Never mind what our main rival was doing on television on something called The Travel Channel. Our offer would be the lead story on ESPN’s SportsCenter — watched nightly by the coveted sweet spot consisting of 18-35 year old males. We’d make the “talking heads” shows. I suspect it would even make mainstream news and expose us to an audience that didn’t know online poker even existed. It certainly would have been a front page story in the Wall Street Journal.

Even though the deal would almost immediately be shot down by the NFL’s corporate office, what would PokerStars get out of it? Plenty. Try this on for size — perhaps $15 to 20 million in free publicity. Forget Mike Sexton raising a champagne glass and inviting everyone over to the “poker party.” PokerStars was about to be playing in the real major leagues of sports and business, and would be destined to get a whole lot of attention once the announcement went public.

Dalla typed up his proposal and sent it directly to PokerStars’ top dog, Isai Scheinberg. He also came up with a follow-up plan to announce that PokerStars would keep the Saints in New Orleans, the ultimate goodwill gesture. “PokerStars was going to come out of this looking like heroes,” he said.

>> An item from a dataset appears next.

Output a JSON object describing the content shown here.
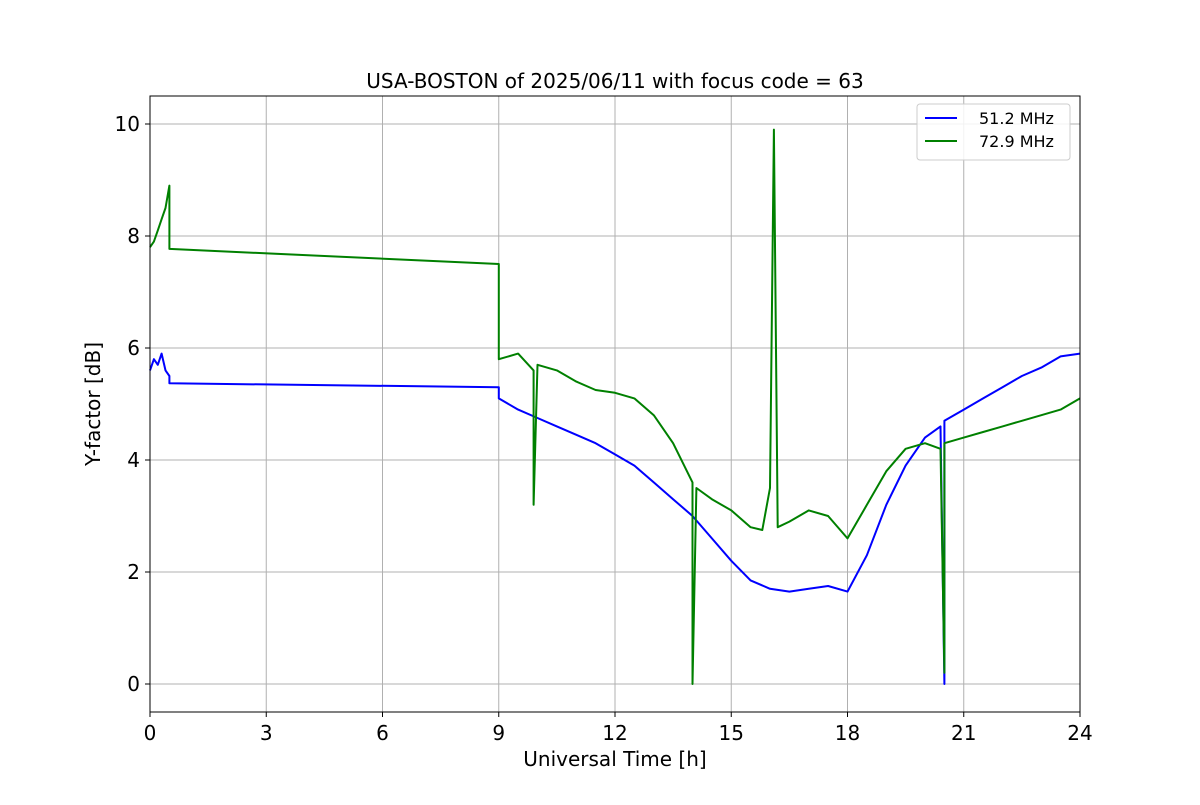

In the end, while Scheinberg said he liked the idea, he passed on it. Dalla wrote that he does not know exactly why PokerStars never moved forward, but he wasn’t particularly surprised. The offer was going to be real; if, by some stroke of luck, the deal went through, PokerStars would have to run an NFL team. That might not have been something leadership wanted to do. Additionally, Scheinberg might not have wanted that mainstream exposure. “There was always the risk that with more scrutiny aimed our direction, we might become targets,” Dalla wrote. “We could even be shut down, which is precisely what happened — although that course of events didn’t fully go into effect until five years later when PokerStars was eventually forced out of the U.S. market entirely.”

Of course, since then, New Orleans has been one of the most powerful teams in the NFL, posting five double-digit win seasons in the past eight years and winning Super Bowl XLIV in 2010.